95 % Confidence interval = ( 38.1528 , 38.5165 )

inference(y = nc$weeks,est = "mean",conflevel = 90,type = "ci",alternative = "twosided",method = "theoretical")
## Warning: Confidence level converted to 0.9.
## Single mean 
## Summary statistics:

## mean = 38.3347 ;  sd = 2.9316 ;  n = 998 
## Standard error = 0.0928 
## 90 % Confidence interval = ( 38.182 , 38.4873 )

90 % Confidence interval = ( 38.182 , 38.4873 )

inference(y=nc$weight, x=nc$mature, type="ht", est="mean", null=0, method="theoretical", alternative="twosided")
## Response variable: numerical, Explanatory variable: categorical
## Difference between two means
## Summary statistics:
## n_mature mom = 133, mean_mature mom = 7.1256, sd_mature mom = 1.6591
## n_younger mom = 867, mean_younger mom = 7.0972, sd_younger mom = 1.4855
## Observed difference between means (mature mom-younger mom) = 0.0283
## 
## H0: mu_mature mom - mu_younger mom = 0 
## HA: mu_mature mom - mu_younger mom != 0 
## Standard error = 0.152 
## Test statistic: Z =  0.186 
## p-value =  0.8526

In the mean of the birth weight between younger and mature mothers: There’s no difference: \(H_0: \mu_{younger} = \mu_{mature}\)
There’s a difference: \(H_A: \mu_{younger} \ne \mu_{mature}\)

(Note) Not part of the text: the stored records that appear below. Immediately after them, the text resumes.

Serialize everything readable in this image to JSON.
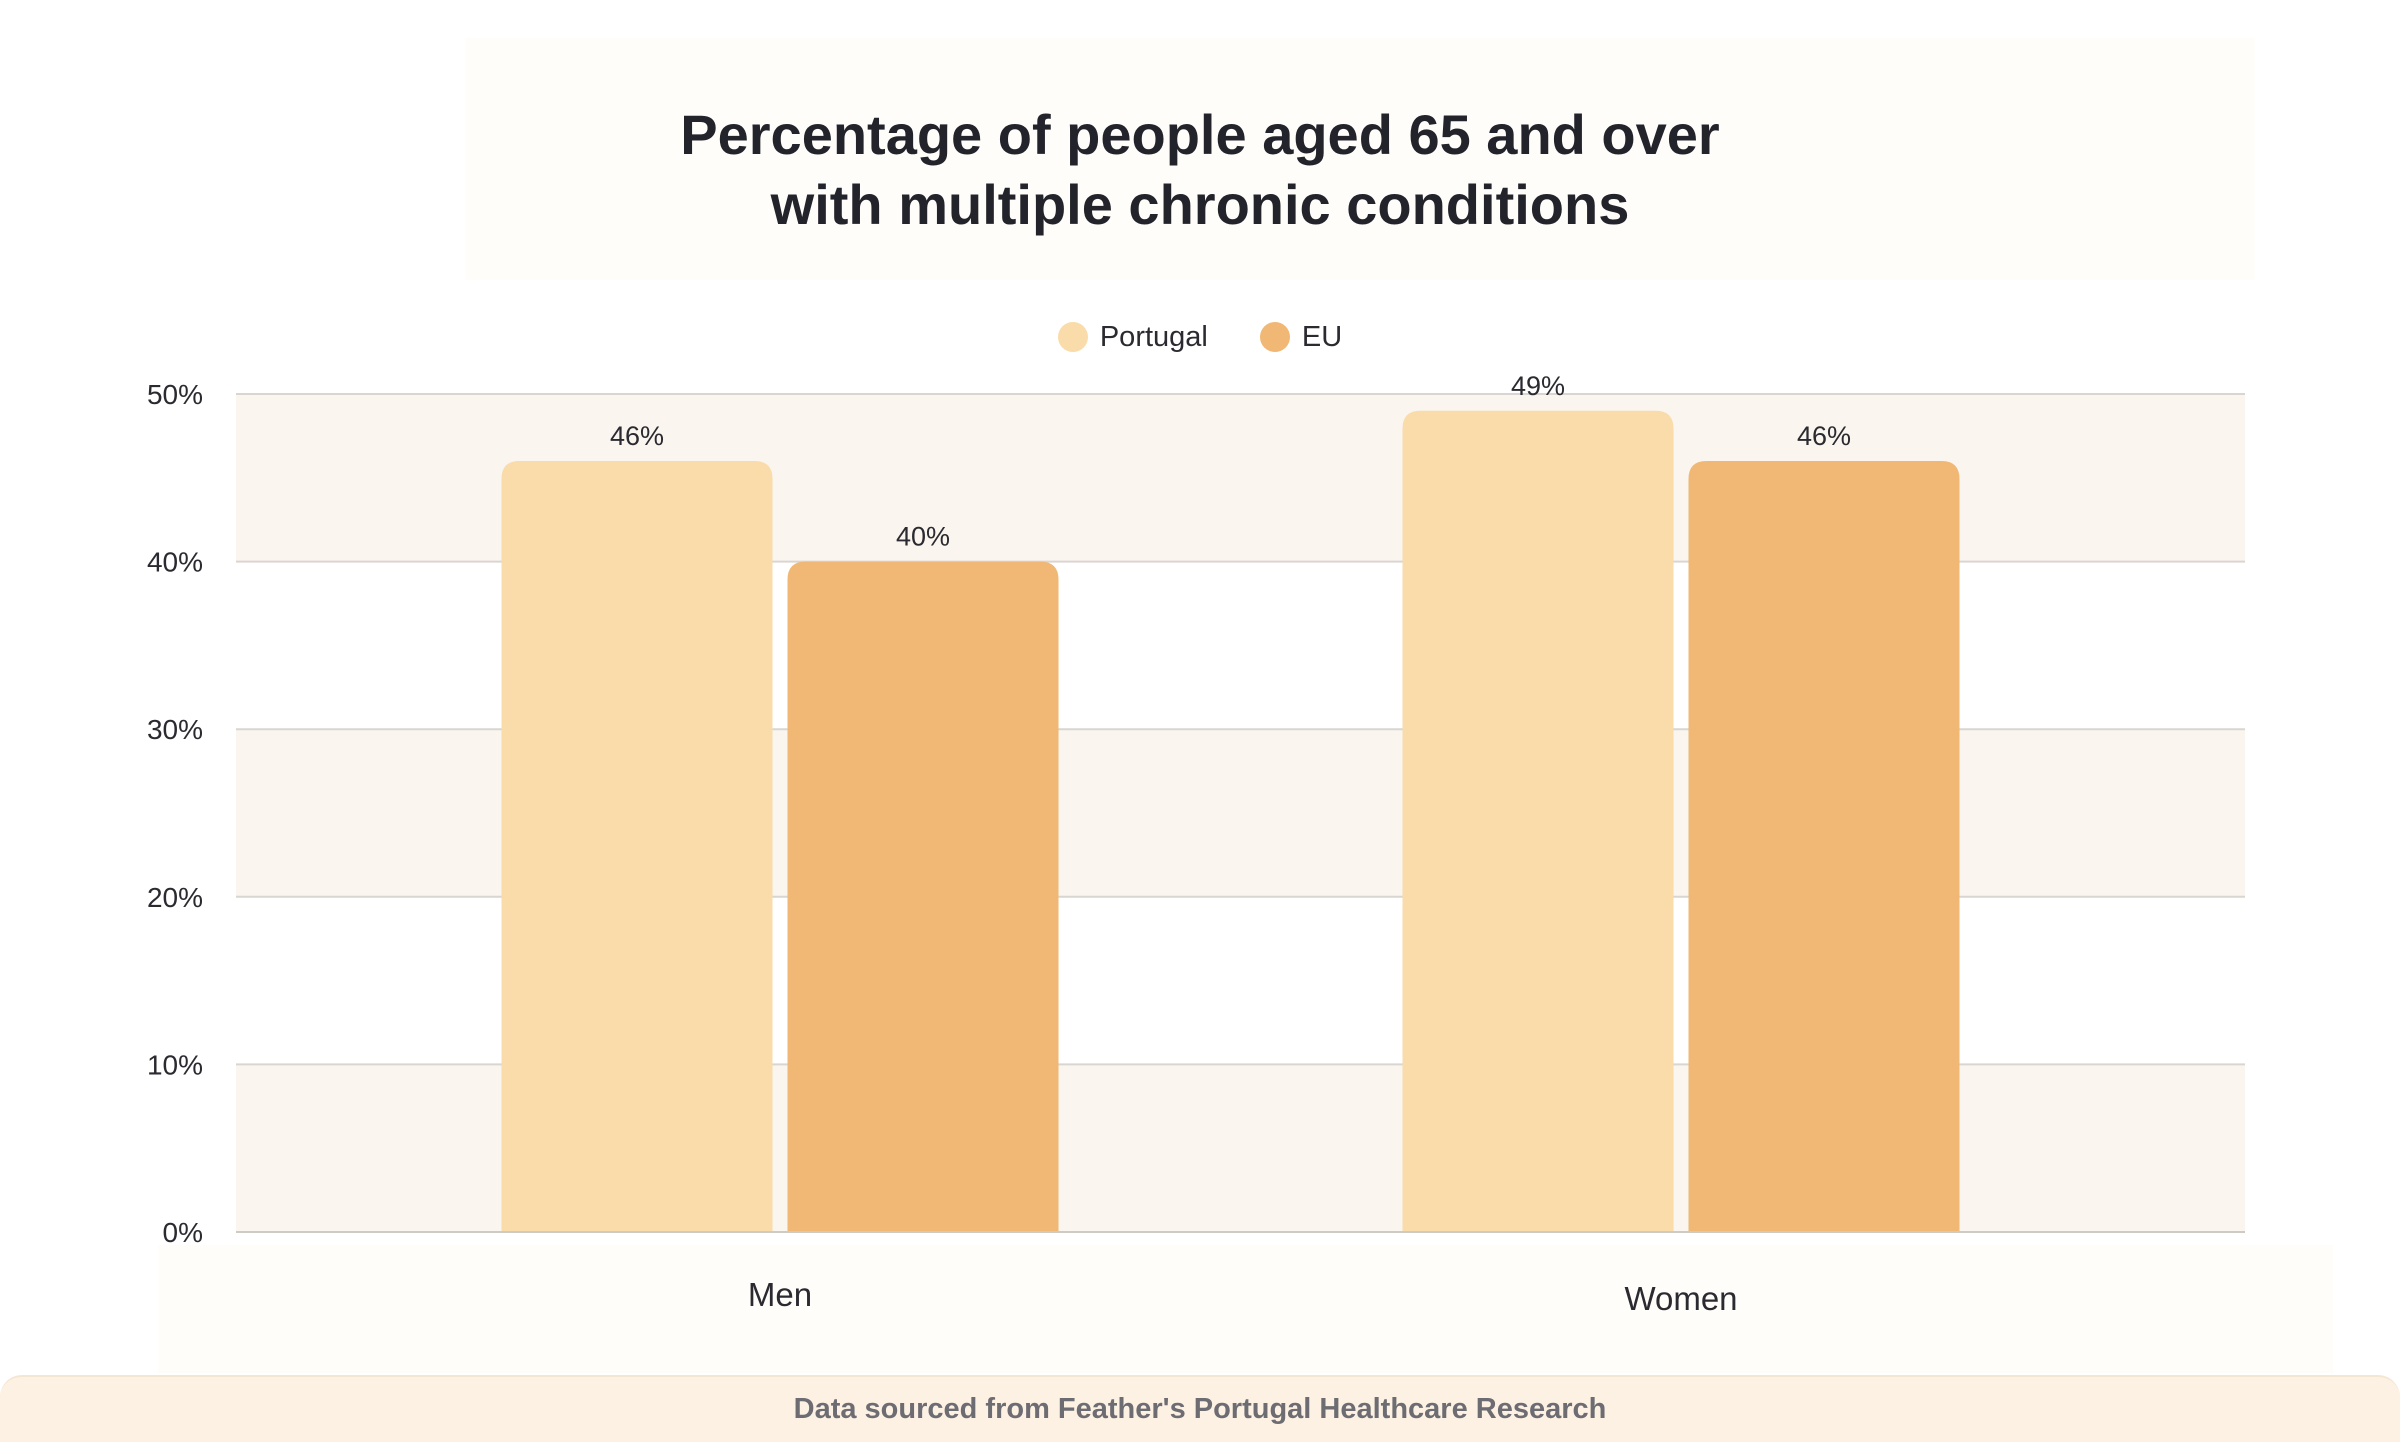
{
  "colors": {
    "portugal": "#fadbaa",
    "eu": "#f0b874",
    "band": "#faf5ef",
    "grid": "#d9d5d0",
    "text": "#2a2a30"
  },
  "chart_data": {
    "type": "bar",
    "title_lines": [
      "Percentage of people aged 65 and over",
      "with multiple chronic conditions"
    ],
    "categories": [
      "Men",
      "Women"
    ],
    "series": [
      {
        "name": "Portugal",
        "values": [
          46,
          49
        ],
        "labels": [
          "46%",
          "49%"
        ]
      },
      {
        "name": "EU",
        "values": [
          40,
          46
        ],
        "labels": [
          "40%",
          "46%"
        ]
      }
    ],
    "yticks": [
      {
        "value": 0,
        "label": "0%"
      },
      {
        "value": 10,
        "label": "10%"
      },
      {
        "value": 20,
        "label": "20%"
      },
      {
        "value": 30,
        "label": "30%"
      },
      {
        "value": 40,
        "label": "40%"
      },
      {
        "value": 50,
        "label": "50%"
      }
    ],
    "ylim": [
      0,
      50
    ],
    "legend_position": "top-center",
    "grid": true
  },
  "footer": {
    "source_text": "Data sourced from Feather's Portugal Healthcare Research"
  }
}
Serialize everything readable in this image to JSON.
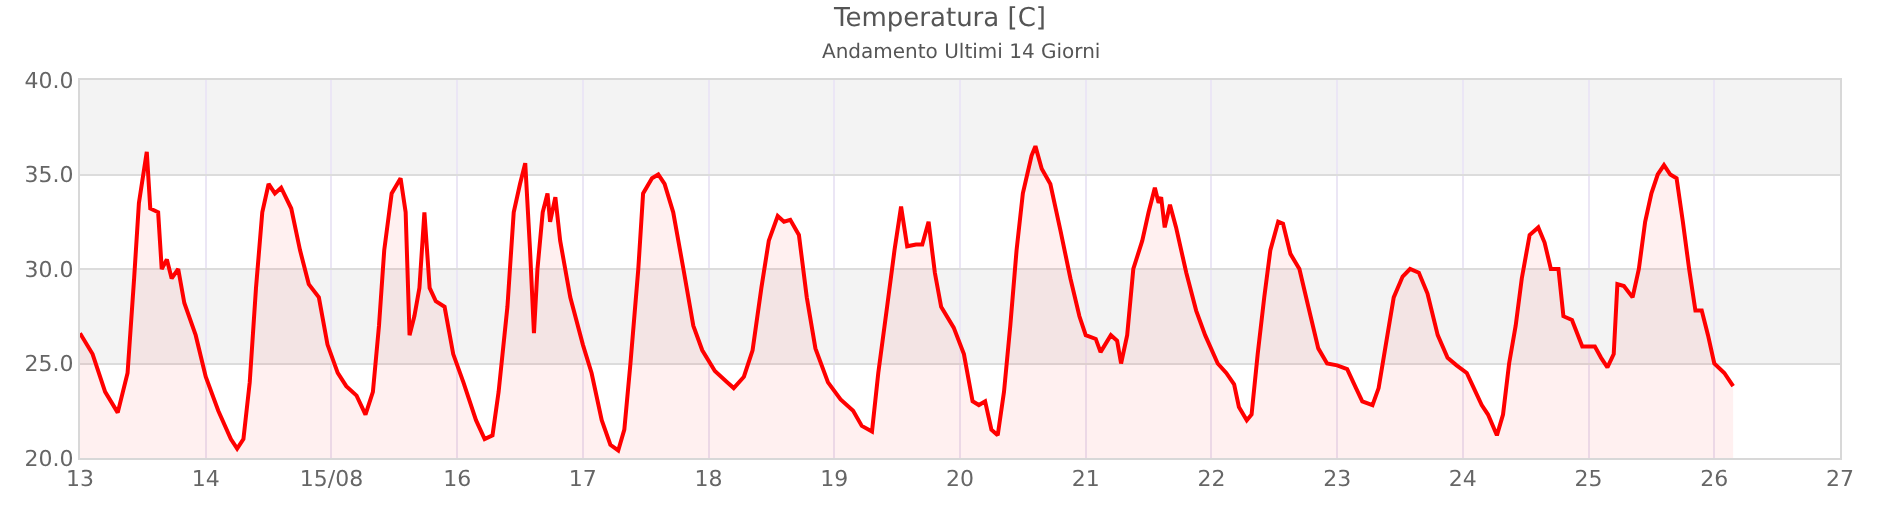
{
  "chart_data": {
    "type": "area",
    "title": "Temperatura [C]",
    "subtitle": "Andamento Ultimi 14 Giorni",
    "x": [
      "--08-13T00:00",
      "--08-13T02:24",
      "--08-13T04:48",
      "--08-13T07:12",
      "--08-13T09:05",
      "--08-13T10:20",
      "--08-13T11:15",
      "--08-13T12:45",
      "--08-13T13:25",
      "--08-13T14:55",
      "--08-13T15:36",
      "--08-13T16:35",
      "--08-13T17:30",
      "--08-13T18:45",
      "--08-13T19:55",
      "--08-13T22:05",
      "--08-14T00:00",
      "--08-14T02:24",
      "--08-14T04:48",
      "--08-14T06:00",
      "--08-14T07:12",
      "--08-14T08:24",
      "--08-14T09:36",
      "--08-14T10:48",
      "--08-14T12:00",
      "--08-14T13:12",
      "--08-14T14:24",
      "--08-14T16:20",
      "--08-14T18:00",
      "--08-14T19:40",
      "--08-14T21:36",
      "--08-14T23:15",
      "--08-15T01:12",
      "--08-15T02:50",
      "--08-15T04:48",
      "--08-15T06:30",
      "--08-15T07:55",
      "--08-15T09:05",
      "--08-15T10:05",
      "--08-15T11:30",
      "--08-15T13:12",
      "--08-15T14:10",
      "--08-15T14:55",
      "--08-15T15:50",
      "--08-15T16:48",
      "--08-15T17:45",
      "--08-15T18:45",
      "--08-15T19:55",
      "--08-15T21:36",
      "--08-15T23:15",
      "--08-16T01:12",
      "--08-16T03:36",
      "--08-16T05:15",
      "--08-16T06:45",
      "--08-16T07:55",
      "--08-16T09:36",
      "--08-16T10:48",
      "--08-16T12:00",
      "--08-16T13:00",
      "--08-16T13:55",
      "--08-16T14:40",
      "--08-16T15:20",
      "--08-16T16:20",
      "--08-16T17:15",
      "--08-16T17:45",
      "--08-16T18:45",
      "--08-16T19:40",
      "--08-16T21:36",
      "--08-17T00:00",
      "--08-17T01:40",
      "--08-17T03:36",
      "--08-17T05:15",
      "--08-17T06:45",
      "--08-17T07:55",
      "--08-17T09:05",
      "--08-17T10:35",
      "--08-17T11:30",
      "--08-17T13:12",
      "--08-17T14:24",
      "--08-17T15:36",
      "--08-17T17:15",
      "--08-17T19:12",
      "--08-17T21:05",
      "--08-17T22:48",
      "--08-18T01:12",
      "--08-18T03:36",
      "--08-18T04:48",
      "--08-18T06:45",
      "--08-18T08:24",
      "--08-18T10:05",
      "--08-18T11:30",
      "--08-18T13:12",
      "--08-18T14:24",
      "--08-18T15:36",
      "--08-18T17:15",
      "--08-18T18:45",
      "--08-18T20:24",
      "--08-18T22:48",
      "--08-19T01:12",
      "--08-19T03:36",
      "--08-19T05:15",
      "--08-19T07:12",
      "--08-19T08:24",
      "--08-19T10:05",
      "--08-19T11:30",
      "--08-19T12:45",
      "--08-19T13:55",
      "--08-19T15:36",
      "--08-19T16:48",
      "--08-19T18:00",
      "--08-19T19:12",
      "--08-19T20:24",
      "--08-19T22:48",
      "--08-20T00:45",
      "--08-20T02:24",
      "--08-20T03:36",
      "--08-20T04:48",
      "--08-20T06:00",
      "--08-20T07:12",
      "--08-20T08:24",
      "--08-20T09:36",
      "--08-20T10:48",
      "--08-20T12:00",
      "--08-20T13:40",
      "--08-20T14:24",
      "--08-20T15:36",
      "--08-20T17:15",
      "--08-20T19:12",
      "--08-20T21:05",
      "--08-20T22:48",
      "--08-21T00:00",
      "--08-21T01:55",
      "--08-21T02:50",
      "--08-21T04:48",
      "--08-21T06:00",
      "--08-21T06:45",
      "--08-21T07:55",
      "--08-21T09:05",
      "--08-21T10:48",
      "--08-21T12:00",
      "--08-21T13:12",
      "--08-21T13:55",
      "--08-21T14:24",
      "--08-21T15:05",
      "--08-21T16:05",
      "--08-21T17:15",
      "--08-21T19:12",
      "--08-21T21:05",
      "--08-21T22:48",
      "--08-22T01:12",
      "--08-22T02:50",
      "--08-22T04:20",
      "--08-22T05:15",
      "--08-22T06:45",
      "--08-22T07:40",
      "--08-22T08:50",
      "--08-22T10:05",
      "--08-22T11:15",
      "--08-22T12:45",
      "--08-22T13:40",
      "--08-22T15:05",
      "--08-22T16:48",
      "--08-22T18:30",
      "--08-22T20:24",
      "--08-22T22:05",
      "--08-23T00:00",
      "--08-23T01:55",
      "--08-23T03:36",
      "--08-23T04:48",
      "--08-23T06:45",
      "--08-23T07:55",
      "--08-23T09:36",
      "--08-23T10:48",
      "--08-23T12:30",
      "--08-23T13:55",
      "--08-23T15:36",
      "--08-23T17:15",
      "--08-23T19:12",
      "--08-23T21:05",
      "--08-23T22:48",
      "--08-24T00:45",
      "--08-24T01:55",
      "--08-24T03:36",
      "--08-24T04:48",
      "--08-24T06:30",
      "--08-24T07:40",
      "--08-24T08:50",
      "--08-24T10:05",
      "--08-24T11:15",
      "--08-24T12:45",
      "--08-24T14:24",
      "--08-24T15:36",
      "--08-24T16:48",
      "--08-24T18:15",
      "--08-24T19:12",
      "--08-24T20:50",
      "--08-24T22:48",
      "--08-25T01:12",
      "--08-25T02:24",
      "--08-25T03:36",
      "--08-25T04:48",
      "--08-25T05:30",
      "--08-25T06:45",
      "--08-25T08:24",
      "--08-25T09:36",
      "--08-25T10:48",
      "--08-25T12:00",
      "--08-25T13:12",
      "--08-25T14:24",
      "--08-25T15:36",
      "--08-25T16:48",
      "--08-25T18:00",
      "--08-25T19:12",
      "--08-25T20:24",
      "--08-25T21:36",
      "--08-25T22:48",
      "--08-26T00:00",
      "--08-26T01:55",
      "--08-26T03:36"
    ],
    "series": [
      {
        "color": "#ff0000",
        "values": [
          26.6,
          25.5,
          23.5,
          22.4,
          24.5,
          29.5,
          33.5,
          36.2,
          33.2,
          33.0,
          30.0,
          30.5,
          29.5,
          30.0,
          28.2,
          26.5,
          24.3,
          22.5,
          21.0,
          20.5,
          21.0,
          24.0,
          29.0,
          33.0,
          34.5,
          34.0,
          34.3,
          33.2,
          31.0,
          29.2,
          28.5,
          26.0,
          24.5,
          23.8,
          23.3,
          22.3,
          23.5,
          27.0,
          31.0,
          34.0,
          34.8,
          33.0,
          26.5,
          27.5,
          29.0,
          33.0,
          29.0,
          28.3,
          28.0,
          25.5,
          24.0,
          22.0,
          21.0,
          21.2,
          23.5,
          28.0,
          33.0,
          34.5,
          35.6,
          31.0,
          26.6,
          30.0,
          33.0,
          34.0,
          32.5,
          33.8,
          31.5,
          28.5,
          26.0,
          24.5,
          22.0,
          20.7,
          20.4,
          21.5,
          25.0,
          30.0,
          34.0,
          34.8,
          35.0,
          34.5,
          33.0,
          30.0,
          27.0,
          25.7,
          24.6,
          24.0,
          23.7,
          24.3,
          25.7,
          29.0,
          31.5,
          32.8,
          32.5,
          32.6,
          31.8,
          28.5,
          25.8,
          24.0,
          23.1,
          22.5,
          21.7,
          21.4,
          24.5,
          28.0,
          31.0,
          33.3,
          31.2,
          31.3,
          31.3,
          32.5,
          29.8,
          28.0,
          26.9,
          25.5,
          23.0,
          22.8,
          23.0,
          21.5,
          21.2,
          23.5,
          27.0,
          31.0,
          34.0,
          36.0,
          36.5,
          35.3,
          34.5,
          32.0,
          29.5,
          27.5,
          26.5,
          26.3,
          25.6,
          26.5,
          26.2,
          25.0,
          26.5,
          30.0,
          31.5,
          33.0,
          34.3,
          33.5,
          33.8,
          32.2,
          33.4,
          32.2,
          29.8,
          27.8,
          26.5,
          25.0,
          24.5,
          23.9,
          22.7,
          22.0,
          22.3,
          25.5,
          28.5,
          31.0,
          32.5,
          32.4,
          30.8,
          30.0,
          28.0,
          25.8,
          25.0,
          24.9,
          24.7,
          23.7,
          23.0,
          22.8,
          23.7,
          26.5,
          28.5,
          29.6,
          30.0,
          29.8,
          28.7,
          26.5,
          25.3,
          24.9,
          24.5,
          23.8,
          22.8,
          22.3,
          21.2,
          22.3,
          25.0,
          27.0,
          29.5,
          31.8,
          32.2,
          31.4,
          30.0,
          30.0,
          27.5,
          27.3,
          25.9,
          25.9,
          25.3,
          24.8,
          25.5,
          29.2,
          29.1,
          28.5,
          30.0,
          32.5,
          34.0,
          35.0,
          35.5,
          35.0,
          34.8,
          32.5,
          30.0,
          27.8,
          27.8,
          26.5,
          25.0,
          24.5,
          23.8
        ]
      }
    ],
    "xlim": [
      "--08-13",
      "--08-27"
    ],
    "xticks": [
      {
        "value": "--08-13",
        "label": "13"
      },
      {
        "value": "--08-14",
        "label": "14"
      },
      {
        "value": "--08-15",
        "label": "15/08"
      },
      {
        "value": "--08-16",
        "label": "16"
      },
      {
        "value": "--08-17",
        "label": "17"
      },
      {
        "value": "--08-18",
        "label": "18"
      },
      {
        "value": "--08-19",
        "label": "19"
      },
      {
        "value": "--08-20",
        "label": "20"
      },
      {
        "value": "--08-21",
        "label": "21"
      },
      {
        "value": "--08-22",
        "label": "22"
      },
      {
        "value": "--08-23",
        "label": "23"
      },
      {
        "value": "--08-24",
        "label": "24"
      },
      {
        "value": "--08-25",
        "label": "25"
      },
      {
        "value": "--08-26",
        "label": "26"
      },
      {
        "value": "--08-27",
        "label": "27"
      }
    ],
    "ylim": [
      20,
      40
    ],
    "yticks": [
      {
        "value": 20,
        "label": "20.0"
      },
      {
        "value": 25,
        "label": "25.0"
      },
      {
        "value": 30,
        "label": "30.0"
      },
      {
        "value": 35,
        "label": "35.0"
      },
      {
        "value": 40,
        "label": "40.0"
      }
    ],
    "bands": [
      {
        "axis": "y",
        "from": 25,
        "to": 30,
        "color": "#f3f3f3"
      },
      {
        "axis": "y",
        "from": 35,
        "to": 40,
        "color": "#f3f3f3"
      }
    ],
    "grid": true,
    "marker": "none",
    "line_style": "solid"
  }
}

  • p-value = 0.8526 > 0.05 => failed to reject \(H_0\), therefore there’s a similar birth weight between younger and mature mothers
  • the age cutoff for younger mothers <= 34
  • the age cutoff for mature mothers > 35
inference(y=nc$visits, x=nc$marital, type="ht", est="mean", null=0, method="theoretical", alternative="twosided")
## Response variable: numerical, Explanatory variable: categorical
## Difference between two means
## Summary statistics:
## n_married = 380, mean_married = 10.9553, sd_married = 4.2408
## n_not married = 611, mean_not married = 12.82, sd_not married = 3.5883
## Observed difference between means (married-not married) = -1.8647
## 
## H0: mu_married - mu_not married = 0 
## HA: mu_married - mu_not married != 0 
## Standard error = 0.262 
## Test statistic: Z =  -7.13 
## p-value =  0

\(H_0: \mu_{married_visits} = \mu_{non_married_visits}\)
\(H_A: \mu_{married_visits} \ne \mu_{non_married_visits}\)
* p-value = 0 < 0.05 => fail to reject \(H_A\), there’s a difference in the average of doctor’s visits between married and non-married mothers.